Defies Banks: Advance $1.2 Billion Debt Relief Plan
The measure was introduced by the country’s prime minister, Sigmundur David Gunnlaugsson, the leader of the Progressive Party which won the late-April elections on a promise of household debt relief.
According to the government’s website the household debt will be reduced by 13 percent on average.
Citizens of Iceland have been suffering from debt since the 2008 financial crisis, which led to high borrowing costs after the collapse of the krona against other currencies.
“Currently, household debt is equivalent to 108 percent of GDP, which is high by international comparison,” highlighted a government statement, according to AFP. "The action will boost household disposable income and encourage savings.”
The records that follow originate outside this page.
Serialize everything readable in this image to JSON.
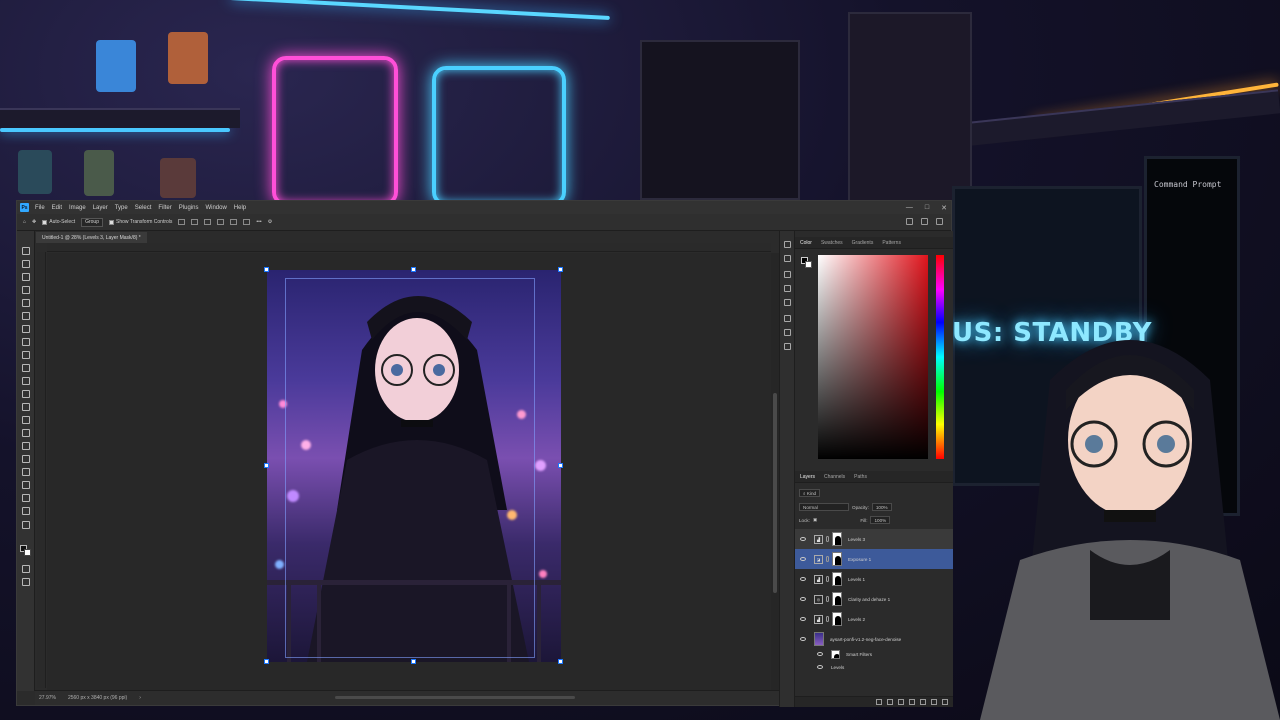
{
  "menu": {
    "app_icon": "Ps",
    "items": [
      "File",
      "Edit",
      "Image",
      "Layer",
      "Type",
      "Select",
      "Filter",
      "Plugins",
      "Window",
      "Help"
    ],
    "window_controls": [
      "minimize-icon",
      "maximize-icon",
      "close-icon"
    ]
  },
  "options": {
    "auto_select_label": "Auto-Select",
    "auto_select_value": "Group",
    "show_transform_label": "Show Transform Controls",
    "more_label": "•••"
  },
  "document": {
    "tab_title": "Untitled-1 @ 28% (Levels 3, Layer Mask/8) *"
  },
  "status": {
    "zoom": "27.97%",
    "doc_size": "2560 px x 3840 px (96 ppi)"
  },
  "panels": {
    "color_tabs": [
      "Color",
      "Swatches",
      "Gradients",
      "Patterns"
    ],
    "layer_tabs": [
      "Layers",
      "Channels",
      "Paths"
    ],
    "kind_label": "Kind",
    "blend_mode": "Normal",
    "opacity_label": "Opacity:",
    "opacity_value": "100%",
    "lock_label": "Lock:",
    "fill_label": "Fill:",
    "fill_value": "100%"
  },
  "layers": [
    {
      "name": "Levels 3",
      "type": "levels-icon",
      "state": "highlighted"
    },
    {
      "name": "Exposure 1",
      "type": "exposure-icon",
      "state": "selected"
    },
    {
      "name": "Levels 1",
      "type": "levels-icon",
      "state": "normal"
    },
    {
      "name": "Clarity and dehaze 1",
      "type": "clarity-icon",
      "state": "normal"
    },
    {
      "name": "Levels 2",
      "type": "levels-icon",
      "state": "normal"
    },
    {
      "name": "aysart-ponfi-v1.2-neg-face-denoise",
      "type": "smart-object",
      "state": "normal"
    }
  ],
  "smart_filters": {
    "label": "Smart Filters",
    "filter": "Levels"
  },
  "background": {
    "monitor_text": "US: STANDBY",
    "terminal_title": "Command Prompt"
  },
  "colors": {
    "selection": "#3d5a9a",
    "accent_blue": "#31a8ff",
    "neon_pink": "#ff4fd8",
    "neon_cyan": "#4ad0ff"
  }
}
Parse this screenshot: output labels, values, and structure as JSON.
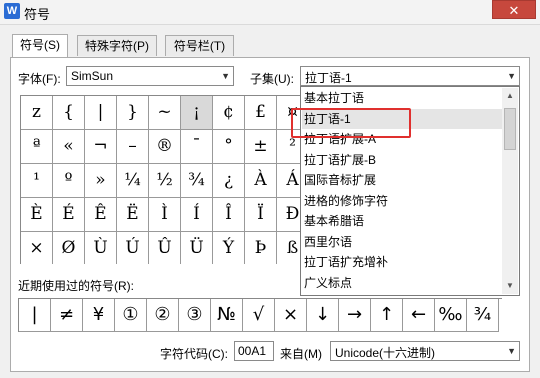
{
  "window": {
    "title": "符号",
    "app_icon": "W",
    "close_glyph": "✕"
  },
  "tabs": [
    {
      "label": "符号(S)"
    },
    {
      "label": "特殊字符(P)"
    },
    {
      "label": "符号栏(T)"
    }
  ],
  "font": {
    "label": "字体(F):",
    "value": "SimSun"
  },
  "subset": {
    "label": "子集(U):",
    "value": "拉丁语-1",
    "options": [
      "基本拉丁语",
      "拉丁语-1",
      "拉丁语扩展-A",
      "拉丁语扩展-B",
      "国际音标扩展",
      "进格的修饰字符",
      "基本希腊语",
      "西里尔语",
      "拉丁语扩充增补",
      "广义标点"
    ],
    "highlighted_index": 1
  },
  "symbol_grid": [
    [
      "z",
      "{",
      "|",
      "}",
      "~",
      "¡",
      "¢",
      "£",
      "¤"
    ],
    [
      "ª",
      "«",
      "¬",
      "–",
      "®",
      "¯",
      "°",
      "±",
      "²"
    ],
    [
      "¹",
      "º",
      "»",
      "¼",
      "½",
      "¾",
      "¿",
      "À",
      "Á"
    ],
    [
      "È",
      "É",
      "Ê",
      "Ë",
      "Ì",
      "Í",
      "Î",
      "Ï",
      "Ð"
    ],
    [
      "×",
      "Ø",
      "Ù",
      "Ú",
      "Û",
      "Ü",
      "Ý",
      "Þ",
      "ß"
    ]
  ],
  "selected_cell": {
    "row": 0,
    "col": 5
  },
  "recent": {
    "label": "近期使用过的符号(R):",
    "symbols": [
      "|",
      "≠",
      "¥",
      "①",
      "②",
      "③",
      "№",
      "√",
      "×",
      "↓",
      "→",
      "↑",
      "←",
      "‰",
      "¾"
    ]
  },
  "char_code": {
    "label": "字符代码(C):",
    "value": "00A1"
  },
  "from": {
    "label": "来自(M)",
    "value": "Unicode(十六进制)"
  },
  "icons": {
    "dropdown_arrow": "▼",
    "scroll_up": "▲",
    "scroll_down": "▼",
    "thumb_grip": "≡"
  },
  "colors": {
    "highlight_box": "#e0302e",
    "close_button": "#c7483d",
    "app_icon": "#2b6cd4"
  }
}
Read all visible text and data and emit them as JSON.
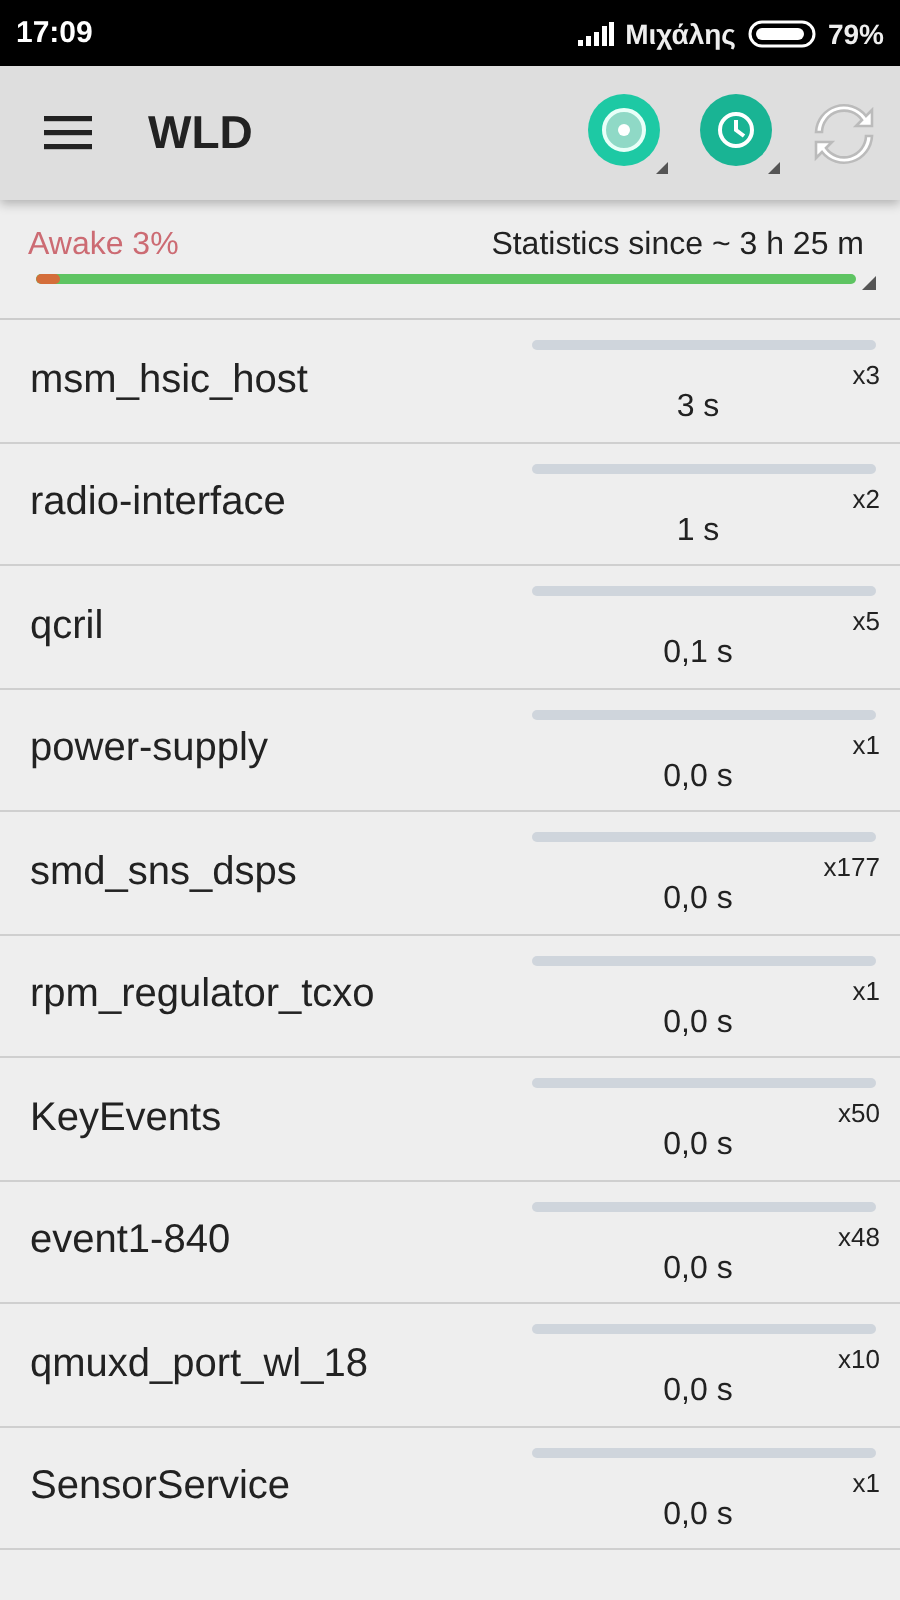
{
  "status_bar": {
    "time": "17:09",
    "carrier": "Μιχάλης",
    "battery": "79%"
  },
  "toolbar": {
    "title": "WLD"
  },
  "summary": {
    "awake": "Awake 3%",
    "since": "Statistics since ~ 3 h 25 m",
    "level": 0.03
  },
  "wakelocks": [
    {
      "name": "msm_hsic_host",
      "count": "x3",
      "time": "3 s",
      "level": 0
    },
    {
      "name": "radio-interface",
      "count": "x2",
      "time": "1 s",
      "level": 0
    },
    {
      "name": "qcril",
      "count": "x5",
      "time": "0,1 s",
      "level": 0
    },
    {
      "name": "power-supply",
      "count": "x1",
      "time": "0,0 s",
      "level": 0
    },
    {
      "name": "smd_sns_dsps",
      "count": "x177",
      "time": "0,0 s",
      "level": 0
    },
    {
      "name": "rpm_regulator_tcxo",
      "count": "x1",
      "time": "0,0 s",
      "level": 0
    },
    {
      "name": "KeyEvents",
      "count": "x50",
      "time": "0,0 s",
      "level": 0
    },
    {
      "name": "event1-840",
      "count": "x48",
      "time": "0,0 s",
      "level": 0
    },
    {
      "name": "qmuxd_port_wl_18",
      "count": "x10",
      "time": "0,0 s",
      "level": 0
    },
    {
      "name": "SensorService",
      "count": "x1",
      "time": "0,0 s",
      "level": 0
    }
  ]
}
The government said that the debt relief will begin by mid-2014 and according to estimates the measure is set to cost $1.2 billion in total. It will be spread out over four years.
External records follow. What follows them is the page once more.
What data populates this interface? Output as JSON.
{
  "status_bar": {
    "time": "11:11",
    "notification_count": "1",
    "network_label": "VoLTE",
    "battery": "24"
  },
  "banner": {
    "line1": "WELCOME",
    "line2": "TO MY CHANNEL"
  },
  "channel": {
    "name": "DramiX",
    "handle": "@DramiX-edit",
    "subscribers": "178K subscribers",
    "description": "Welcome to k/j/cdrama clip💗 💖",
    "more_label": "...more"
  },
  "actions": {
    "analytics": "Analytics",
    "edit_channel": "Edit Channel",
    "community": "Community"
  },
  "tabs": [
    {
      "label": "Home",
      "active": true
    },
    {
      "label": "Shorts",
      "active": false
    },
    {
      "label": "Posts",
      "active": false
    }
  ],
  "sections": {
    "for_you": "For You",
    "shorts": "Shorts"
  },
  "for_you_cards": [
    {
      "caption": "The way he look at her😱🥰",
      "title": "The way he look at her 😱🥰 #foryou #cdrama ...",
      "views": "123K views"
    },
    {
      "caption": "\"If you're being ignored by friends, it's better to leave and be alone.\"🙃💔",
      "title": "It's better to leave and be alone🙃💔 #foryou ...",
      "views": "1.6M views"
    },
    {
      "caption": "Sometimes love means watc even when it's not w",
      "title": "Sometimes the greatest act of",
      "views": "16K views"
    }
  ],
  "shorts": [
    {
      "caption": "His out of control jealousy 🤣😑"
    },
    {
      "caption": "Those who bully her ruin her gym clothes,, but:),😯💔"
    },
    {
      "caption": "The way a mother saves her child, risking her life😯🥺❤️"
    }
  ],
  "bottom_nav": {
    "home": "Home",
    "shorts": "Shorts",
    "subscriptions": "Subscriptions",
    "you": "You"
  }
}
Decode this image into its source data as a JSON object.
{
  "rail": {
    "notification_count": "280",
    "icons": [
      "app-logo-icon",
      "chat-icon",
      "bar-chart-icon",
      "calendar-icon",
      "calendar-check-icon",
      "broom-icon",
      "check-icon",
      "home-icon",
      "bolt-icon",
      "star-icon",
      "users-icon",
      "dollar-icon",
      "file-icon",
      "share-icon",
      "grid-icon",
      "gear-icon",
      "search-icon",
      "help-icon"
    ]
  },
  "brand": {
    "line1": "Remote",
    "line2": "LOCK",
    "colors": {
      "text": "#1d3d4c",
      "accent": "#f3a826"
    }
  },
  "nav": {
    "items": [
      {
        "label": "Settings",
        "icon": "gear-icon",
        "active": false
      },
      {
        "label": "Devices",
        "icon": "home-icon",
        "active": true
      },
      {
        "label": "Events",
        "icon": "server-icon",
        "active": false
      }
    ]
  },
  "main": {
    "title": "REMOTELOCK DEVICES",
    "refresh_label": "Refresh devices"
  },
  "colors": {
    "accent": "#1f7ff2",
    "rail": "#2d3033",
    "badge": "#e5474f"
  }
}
The financing plan for the program has not yet been laid out. However, Gunnlaugsson has promised that public finances will not be put at risk. It was initially proposed that the foreign creditors of Icelandic banks would pay for the measure.
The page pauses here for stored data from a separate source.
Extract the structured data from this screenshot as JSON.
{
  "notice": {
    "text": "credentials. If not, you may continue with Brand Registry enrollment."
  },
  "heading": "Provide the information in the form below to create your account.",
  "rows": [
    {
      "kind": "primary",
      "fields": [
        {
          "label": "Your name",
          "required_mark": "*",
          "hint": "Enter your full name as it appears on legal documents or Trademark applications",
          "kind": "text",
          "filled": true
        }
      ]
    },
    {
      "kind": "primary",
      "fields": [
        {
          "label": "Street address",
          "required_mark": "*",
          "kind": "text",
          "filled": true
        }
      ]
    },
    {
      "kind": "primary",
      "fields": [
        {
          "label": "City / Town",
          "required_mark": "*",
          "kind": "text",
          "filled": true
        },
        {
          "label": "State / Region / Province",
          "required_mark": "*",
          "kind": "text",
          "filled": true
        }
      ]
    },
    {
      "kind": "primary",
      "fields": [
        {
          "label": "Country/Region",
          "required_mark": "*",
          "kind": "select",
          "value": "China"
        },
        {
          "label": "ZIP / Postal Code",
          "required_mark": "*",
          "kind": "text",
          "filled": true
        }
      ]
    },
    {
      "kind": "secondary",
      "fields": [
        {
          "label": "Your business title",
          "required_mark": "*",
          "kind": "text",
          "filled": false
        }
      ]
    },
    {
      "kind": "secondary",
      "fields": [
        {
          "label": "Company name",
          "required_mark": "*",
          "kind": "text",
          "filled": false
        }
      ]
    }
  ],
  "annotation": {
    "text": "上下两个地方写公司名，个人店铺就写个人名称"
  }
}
International organizations have confronted the idea with criticism. The International Monetary Fund (IMF) and the Organization for Economic Cooperation and Development (OECD) have advised against it, citing economic concerns.
Iceland has “little fiscal space for additional household debt relief” according to the IMF, while the OECD stated that Iceland should limit its mortgage relief to low-income households.
In the meantime, ratings service, Standard & Poor's, cut back on its outlook for Iceland's long-term credit rating to negative from stable, stating that the economic measure could affect the confidence of foreign investors if it ends up being paid for by the existing creditors of Icelandic banks.